In last week’s video we talked about the strategy of progressive overloading, where to make strength and mass gain, we continuously make our workout difficult as our body adapts to more and more stress. This is a great way of increasing our strength and mass. However, eventually we will notice that no matter how hard we try; we will just not succeed in progressively overloading our workout any further.

In such a situation the best strategy is to completely change our workout by introducing different sets of exercise or different training regimens. These changes put the load on our body in new ways. This gives a jolt to our body to adapt to a completely new set of stresses and we start to make progress again.
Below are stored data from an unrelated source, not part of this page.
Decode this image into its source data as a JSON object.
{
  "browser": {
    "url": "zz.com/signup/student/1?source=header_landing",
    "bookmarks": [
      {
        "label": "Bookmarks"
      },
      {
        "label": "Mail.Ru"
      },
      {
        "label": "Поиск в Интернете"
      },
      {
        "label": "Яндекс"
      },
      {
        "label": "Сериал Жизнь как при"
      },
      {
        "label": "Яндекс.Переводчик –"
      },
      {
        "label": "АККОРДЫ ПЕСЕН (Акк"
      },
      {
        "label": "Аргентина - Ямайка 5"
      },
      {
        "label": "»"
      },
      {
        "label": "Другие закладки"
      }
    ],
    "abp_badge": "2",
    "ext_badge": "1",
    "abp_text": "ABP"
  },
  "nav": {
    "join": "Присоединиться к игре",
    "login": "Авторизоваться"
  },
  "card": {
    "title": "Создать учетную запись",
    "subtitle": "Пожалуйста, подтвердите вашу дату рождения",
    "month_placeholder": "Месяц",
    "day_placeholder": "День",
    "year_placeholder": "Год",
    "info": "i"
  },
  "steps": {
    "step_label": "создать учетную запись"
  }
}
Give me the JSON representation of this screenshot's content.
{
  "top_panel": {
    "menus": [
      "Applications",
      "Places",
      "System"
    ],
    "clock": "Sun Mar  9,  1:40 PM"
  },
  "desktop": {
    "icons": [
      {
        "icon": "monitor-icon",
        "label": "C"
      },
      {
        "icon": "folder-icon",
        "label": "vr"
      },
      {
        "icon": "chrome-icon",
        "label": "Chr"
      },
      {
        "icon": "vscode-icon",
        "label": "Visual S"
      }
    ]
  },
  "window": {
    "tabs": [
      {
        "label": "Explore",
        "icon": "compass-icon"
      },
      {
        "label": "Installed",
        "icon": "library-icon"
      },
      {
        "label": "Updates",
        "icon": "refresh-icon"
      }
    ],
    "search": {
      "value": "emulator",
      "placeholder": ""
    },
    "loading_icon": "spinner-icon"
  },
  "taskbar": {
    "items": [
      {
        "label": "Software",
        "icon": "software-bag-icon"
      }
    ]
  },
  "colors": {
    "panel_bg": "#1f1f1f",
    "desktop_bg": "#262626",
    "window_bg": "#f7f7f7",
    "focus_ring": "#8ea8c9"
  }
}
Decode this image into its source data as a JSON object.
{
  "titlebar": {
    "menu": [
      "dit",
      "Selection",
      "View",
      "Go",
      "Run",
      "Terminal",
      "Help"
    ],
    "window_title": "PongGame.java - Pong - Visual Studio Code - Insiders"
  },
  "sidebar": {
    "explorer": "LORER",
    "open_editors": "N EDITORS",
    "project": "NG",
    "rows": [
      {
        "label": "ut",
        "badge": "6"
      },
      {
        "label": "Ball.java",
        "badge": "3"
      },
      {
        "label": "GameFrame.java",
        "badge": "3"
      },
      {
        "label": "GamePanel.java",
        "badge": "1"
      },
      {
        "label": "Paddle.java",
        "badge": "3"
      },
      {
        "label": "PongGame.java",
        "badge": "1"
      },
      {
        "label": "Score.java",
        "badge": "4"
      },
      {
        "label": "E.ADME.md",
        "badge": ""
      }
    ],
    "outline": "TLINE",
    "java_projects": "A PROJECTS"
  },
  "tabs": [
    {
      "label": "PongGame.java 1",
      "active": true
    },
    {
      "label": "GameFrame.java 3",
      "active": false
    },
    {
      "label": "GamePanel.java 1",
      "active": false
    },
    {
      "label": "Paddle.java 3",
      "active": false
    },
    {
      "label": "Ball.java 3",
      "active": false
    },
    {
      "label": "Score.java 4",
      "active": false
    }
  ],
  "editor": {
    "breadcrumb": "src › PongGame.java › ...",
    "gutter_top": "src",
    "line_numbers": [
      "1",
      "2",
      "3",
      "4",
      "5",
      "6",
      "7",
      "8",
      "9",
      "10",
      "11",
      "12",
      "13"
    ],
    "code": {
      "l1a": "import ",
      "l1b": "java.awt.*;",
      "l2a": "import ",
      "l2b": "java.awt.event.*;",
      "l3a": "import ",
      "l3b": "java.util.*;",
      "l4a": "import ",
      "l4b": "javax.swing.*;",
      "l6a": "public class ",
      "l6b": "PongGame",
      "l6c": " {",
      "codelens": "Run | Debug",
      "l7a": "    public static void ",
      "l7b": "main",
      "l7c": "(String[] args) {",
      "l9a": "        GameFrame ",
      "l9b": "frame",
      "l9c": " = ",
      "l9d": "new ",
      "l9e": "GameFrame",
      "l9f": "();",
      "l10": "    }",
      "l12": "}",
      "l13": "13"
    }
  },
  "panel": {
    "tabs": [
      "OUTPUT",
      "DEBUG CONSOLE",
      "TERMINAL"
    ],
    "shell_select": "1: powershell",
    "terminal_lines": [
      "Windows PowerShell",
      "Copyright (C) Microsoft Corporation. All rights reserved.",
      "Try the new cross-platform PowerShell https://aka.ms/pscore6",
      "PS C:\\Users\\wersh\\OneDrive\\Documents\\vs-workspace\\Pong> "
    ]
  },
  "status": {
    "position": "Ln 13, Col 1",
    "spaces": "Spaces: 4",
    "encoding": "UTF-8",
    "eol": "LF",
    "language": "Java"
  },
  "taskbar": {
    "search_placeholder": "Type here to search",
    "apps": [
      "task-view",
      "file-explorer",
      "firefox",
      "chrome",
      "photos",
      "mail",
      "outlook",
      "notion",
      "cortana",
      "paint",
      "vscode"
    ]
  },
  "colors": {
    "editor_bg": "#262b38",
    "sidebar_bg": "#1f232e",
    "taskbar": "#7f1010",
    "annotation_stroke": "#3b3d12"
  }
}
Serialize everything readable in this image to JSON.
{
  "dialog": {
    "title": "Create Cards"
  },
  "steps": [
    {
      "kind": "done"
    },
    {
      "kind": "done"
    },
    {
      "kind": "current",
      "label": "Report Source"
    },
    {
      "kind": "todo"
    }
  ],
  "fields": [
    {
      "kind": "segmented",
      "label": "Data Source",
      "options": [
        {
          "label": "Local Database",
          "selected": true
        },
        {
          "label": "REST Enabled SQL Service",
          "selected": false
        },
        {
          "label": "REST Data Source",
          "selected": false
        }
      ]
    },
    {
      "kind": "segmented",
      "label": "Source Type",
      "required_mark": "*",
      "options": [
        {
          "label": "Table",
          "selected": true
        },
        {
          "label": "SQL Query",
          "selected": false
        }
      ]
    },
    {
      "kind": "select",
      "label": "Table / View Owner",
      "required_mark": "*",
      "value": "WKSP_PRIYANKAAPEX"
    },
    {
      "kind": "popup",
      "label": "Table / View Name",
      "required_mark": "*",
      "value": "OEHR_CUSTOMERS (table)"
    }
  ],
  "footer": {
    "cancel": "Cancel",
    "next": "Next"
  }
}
To be more efficient in sustaining our strength and mass gain, we should never wait to start to see plateaus. We should change our workout much before that. The general rule of thumb is to never follow the same training routine for more than 12 weeks. Ideally we should change our routine every 6-8 weeks, so as to never let our body adapt to a specific routine. This is also beneficial in improving the overall conditioning of the body as our body is being exposed to different types of stressors. Moreover adding new exercises and routines to our workout keeps our workout fresh and exciting.

Following are the changes we can incorporate in our workouts to completely change the workout routine
1. Change the exercises one is doing in a workout. Although we have mentioned that we should include the exercises corresponding to the functional movements of the human body, there are a lot of things that can be changed in those exercises, such as grip, feet placement, orientation, equipment etc. As an example, for bench-presses one can do incline, decline or flat bench-press. In terms of grip one can do wide-grip, close-grip, regular grip or reverse grip bench press. In terms of equipment, one can use barbells or dumbbells. By changing such parameters we can target the same muscle group in different ways with different amount of emphasis on the supporting muscles. This is a great technique of getting out of plateaus, as most plateaus arise due to inherent weaknesses in these supporting muscles.
2. We can add new exercises to our workout which essentially target the same muscle group, as an example instead of doing sit ups for bending push, we can add leg raises, which is a similar movement but performed in a different way, or instead of bench press, we can include push-ups.
3. We can change the number of reps and sets we are doing for a particular exercise, as an example instead of performing 3 sets of 8 reps we can perform 5 sets of 5 repetitions. We can also change the amount of rest we take between the exercises. By changing these parameters we can change the amount of weight we can lift, which can drastically change the stress on our body and hence help us break out of plateaus.
4. The order in which we do the exercises can be changed to change, which muscle is tired and which is fresh when we are doing a certain exercise. If we are splitting our days by the muscle group, we can change that. For instance if we were training our chest and arms together one one day previously we can change it to back and arms together in the new workout. All these changes will significantly change the load on our muscle groups.

There are many other ways by which a workout can be changed such as adding super-sets or drop sets or performing explosive exercises. However these are more advanced techniques, which we will cover in our later video series. In the basic health and fitness series we just want to emphasize that changing the workout every 6-8 weeks is critical if we want to continue to make progress.

This concludes our video. For next week, we will talk about how to strengthen one of the most important muscles in our body, our heart.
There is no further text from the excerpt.